Simulating Fully Gauge-Fixed SU(2) Hamiltonian Dynamics on Digital Quantum Computers

TL;DR

This paper demonstrates the quantum simulation of a fully gauge-fixed SU(2) lattice gauge theory system using minimal qubits, developing algorithms that efficiently implement time evolution and validating results on IBM quantum hardware.

Contribution

It introduces a qubit-efficient mapping for SU(2) gauge theories and compares two algorithms for quantum simulation, including experimental validation on a real quantum processor.

Findings

Three qubits per plaquette achieve high-precision predictions.

Two algorithms for time evolution are developed and analyzed.

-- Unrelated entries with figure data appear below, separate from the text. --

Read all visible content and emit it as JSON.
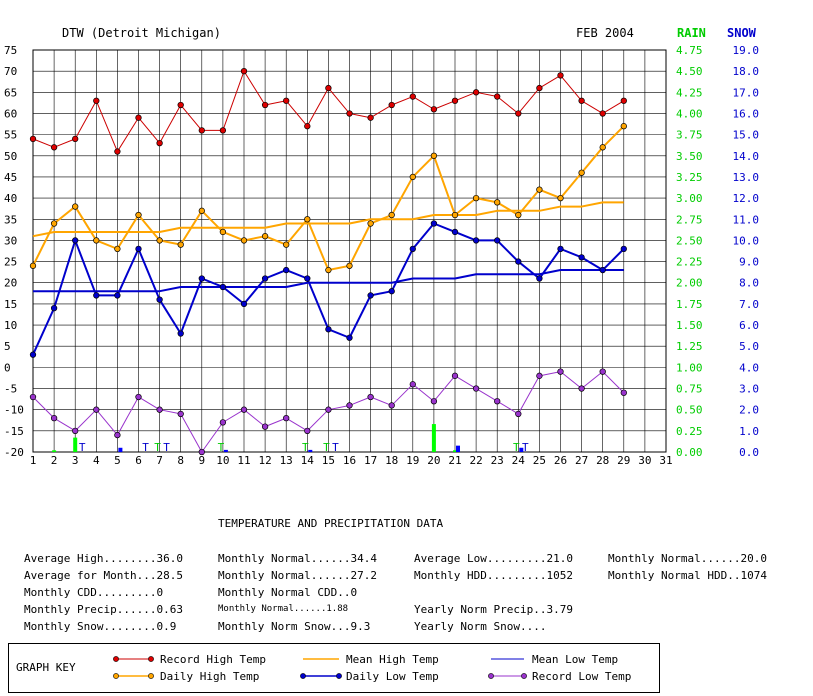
{
  "header": {
    "station": "DTW (Detroit Michigan)",
    "period": "FEB 2004",
    "rain_label": "RAIN",
    "snow_label": "SNOW"
  },
  "chart_data": {
    "type": "line",
    "x": [
      1,
      2,
      3,
      4,
      5,
      6,
      7,
      8,
      9,
      10,
      11,
      12,
      13,
      14,
      15,
      16,
      17,
      18,
      19,
      20,
      21,
      22,
      23,
      24,
      25,
      26,
      27,
      28,
      29
    ],
    "x_ticks": [
      "1",
      "2",
      "3",
      "4",
      "5",
      "6",
      "7",
      "8",
      "9",
      "10",
      "11",
      "12",
      "13",
      "14",
      "15",
      "16",
      "17",
      "18",
      "19",
      "20",
      "21",
      "22",
      "23",
      "24",
      "25",
      "26",
      "27",
      "28",
      "29",
      "30",
      "31"
    ],
    "xlim": [
      1,
      31
    ],
    "ylim": [
      -20,
      75
    ],
    "y_ticks": [
      "75",
      "70",
      "65",
      "60",
      "55",
      "50",
      "45",
      "40",
      "35",
      "30",
      "25",
      "20",
      "15",
      "10",
      "5",
      "0",
      "-5",
      "-10",
      "-15",
      "-20"
    ],
    "rain_ticks": [
      "4.75",
      "4.50",
      "4.25",
      "4.00",
      "3.75",
      "3.50",
      "3.25",
      "3.00",
      "2.75",
      "2.50",
      "2.25",
      "2.00",
      "1.75",
      "1.50",
      "1.25",
      "1.00",
      "0.75",
      "0.50",
      "0.25",
      "0.00"
    ],
    "snow_ticks": [
      "19.0",
      "18.0",
      "17.0",
      "16.0",
      "15.0",
      "14.0",
      "13.0",
      "12.0",
      "11.0",
      "10.0",
      "9.0",
      "8.0",
      "7.0",
      "6.0",
      "5.0",
      "4.0",
      "3.0",
      "2.0",
      "1.0",
      "0.0"
    ],
    "rain_lim": [
      0,
      4.75
    ],
    "snow_lim": [
      0,
      19
    ],
    "series": [
      {
        "name": "Record High Temp",
        "color": "#cc0000",
        "marker": "#dd0000",
        "width": 1,
        "values": [
          54,
          52,
          54,
          63,
          51,
          59,
          53,
          62,
          56,
          56,
          70,
          62,
          63,
          57,
          66,
          60,
          59,
          62,
          64,
          61,
          63,
          65,
          64,
          60,
          66,
          69,
          63,
          60,
          63
        ]
      },
      {
        "name": "Mean High Temp",
        "color": "#ffa500",
        "marker": null,
        "width": 2,
        "values": [
          31,
          32,
          32,
          32,
          32,
          32,
          32,
          33,
          33,
          33,
          33,
          33,
          34,
          34,
          34,
          34,
          35,
          35,
          35,
          36,
          36,
          36,
          37,
          37,
          37,
          38,
          38,
          39,
          39
        ]
      },
      {
        "name": "Mean Low Temp",
        "color": "#0000cc",
        "marker": null,
        "width": 2,
        "values": [
          18,
          18,
          18,
          18,
          18,
          18,
          18,
          19,
          19,
          19,
          19,
          19,
          19,
          20,
          20,
          20,
          20,
          20,
          21,
          21,
          21,
          22,
          22,
          22,
          22,
          23,
          23,
          23,
          23
        ]
      },
      {
        "name": "Daily High Temp",
        "color": "#ffa500",
        "marker": "#ffa500",
        "width": 2,
        "values": [
          24,
          34,
          38,
          30,
          28,
          36,
          30,
          29,
          37,
          32,
          30,
          31,
          29,
          35,
          23,
          24,
          34,
          36,
          45,
          50,
          36,
          40,
          39,
          36,
          42,
          40,
          46,
          52,
          57
        ]
      },
      {
        "name": "Daily Low Temp",
        "color": "#0000cc",
        "marker": "#0000cc",
        "width": 2,
        "values": [
          3,
          14,
          30,
          17,
          17,
          28,
          16,
          8,
          21,
          19,
          15,
          21,
          23,
          21,
          9,
          7,
          17,
          18,
          28,
          34,
          32,
          30,
          30,
          25,
          21,
          28,
          26,
          23,
          28
        ]
      },
      {
        "name": "Record Low Temp",
        "color": "#9933cc",
        "marker": "#9933cc",
        "width": 1,
        "values": [
          -7,
          -12,
          -15,
          -10,
          -16,
          -7,
          -10,
          -11,
          -20,
          -13,
          -10,
          -14,
          -12,
          -15,
          -10,
          -9,
          -7,
          -9,
          -4,
          -8,
          -2,
          -5,
          -8,
          -11,
          -2,
          -1,
          -5,
          -1,
          -6
        ]
      }
    ],
    "rain": [
      0,
      0.02,
      0.17,
      0,
      0,
      0,
      0,
      0,
      0,
      0,
      0,
      0,
      0,
      0,
      0,
      0,
      0,
      0,
      0,
      0.33,
      0.02,
      0,
      0,
      0,
      0,
      0,
      0,
      0,
      0
    ],
    "snow": [
      0,
      0,
      0,
      0,
      0.2,
      0,
      0,
      0,
      0,
      0.1,
      0,
      0,
      0,
      0.1,
      0,
      0,
      0,
      0,
      0,
      0,
      0.3,
      0,
      0,
      0.2,
      0,
      0,
      0,
      0,
      0
    ],
    "rain_trace_days": [
      7,
      10,
      14,
      15,
      24
    ],
    "snow_trace_days": [
      3,
      6,
      7,
      15,
      24
    ],
    "trace_label": "T"
  },
  "stats": {
    "title": "TEMPERATURE AND PRECIPITATION DATA",
    "col1": [
      "Average High........36.0",
      "Average for Month...28.5",
      "Monthly CDD.........0",
      "Monthly Precip......0.63",
      "Monthly Snow........0.9"
    ],
    "col2": [
      "Monthly Normal......34.4",
      "Monthly Normal......27.2",
      "Monthly Normal CDD..0",
      "Monthly Normal......1.88",
      "Monthly Norm Snow...9.3"
    ],
    "col3": [
      "Average Low.........21.0",
      "Monthly HDD.........1052",
      "",
      "Yearly Norm Precip..3.79",
      "Yearly Norm Snow...."
    ],
    "col4": [
      "Monthly Normal......20.0",
      "Monthly Normal HDD..1074"
    ]
  },
  "key": {
    "title": "GRAPH KEY",
    "items": [
      {
        "label": "Record High Temp",
        "color": "#cc0000",
        "marker": true
      },
      {
        "label": "Mean High Temp",
        "color": "#ffa500",
        "marker": false
      },
      {
        "label": "Mean Low Temp",
        "color": "#0000cc",
        "marker": false
      },
      {
        "label": "Daily High Temp",
        "color": "#ffa500",
        "marker": true
      },
      {
        "label": "Daily Low Temp",
        "color": "#0000cc",
        "marker": true
      },
      {
        "label": "Record Low Temp",
        "color": "#9933cc",
        "marker": true
      }
    ]
  },
  "colors": {
    "rain": "#00ff00",
    "snow": "#0000ff",
    "rain_text": "#00cc00",
    "snow_text": "#0000cc"
  }
}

Quantum results agree with classical predictions at the percent level.

Abstract

Quantum simulations of many-body systems offer novel methods for probing the dynamics of the Standard Model and its constituent gauge theories. Extracting low-energy predictions from such simulations rely on formulating systematically-improvable representations of lattice gauge theory Hamiltonians that are efficient at all values of the gauge coupling. One such candidate representation for SU(2) is the fully gauge-fixed Hamiltonian defined in the mixed basis. This work focuses on the quantum simulation of the smallest non-trivial system: two plaquettes with open boundary conditions. A mapping of the continuous gauge field degrees of freedom to qubit-based representations is developed. It is found that as few as three qubits per plaquette is sufficient to reach per-mille level precision on predictions for observables. Two distinct algorithms for implementing time evolution in the mixed basis are developed and analyzed in terms of quantum resource estimates. One algorithm has favorable scaling in circuit depth for large numbers of qubits, while the other is more practical when qubit count is limited. The latter algorithm is used in the measurement of a real-time observable on IBM's Heron superconducting quantum processor, ibm_fez. The quantum results match classical predictions at the percent-level. This work lays out a path forward for two- and three-dimensional simulations of larger systems, as well as demonstrating the viability of mixed-basis formulations for studying the properties of SU(2) gauge theories at all values of the gauge coupling.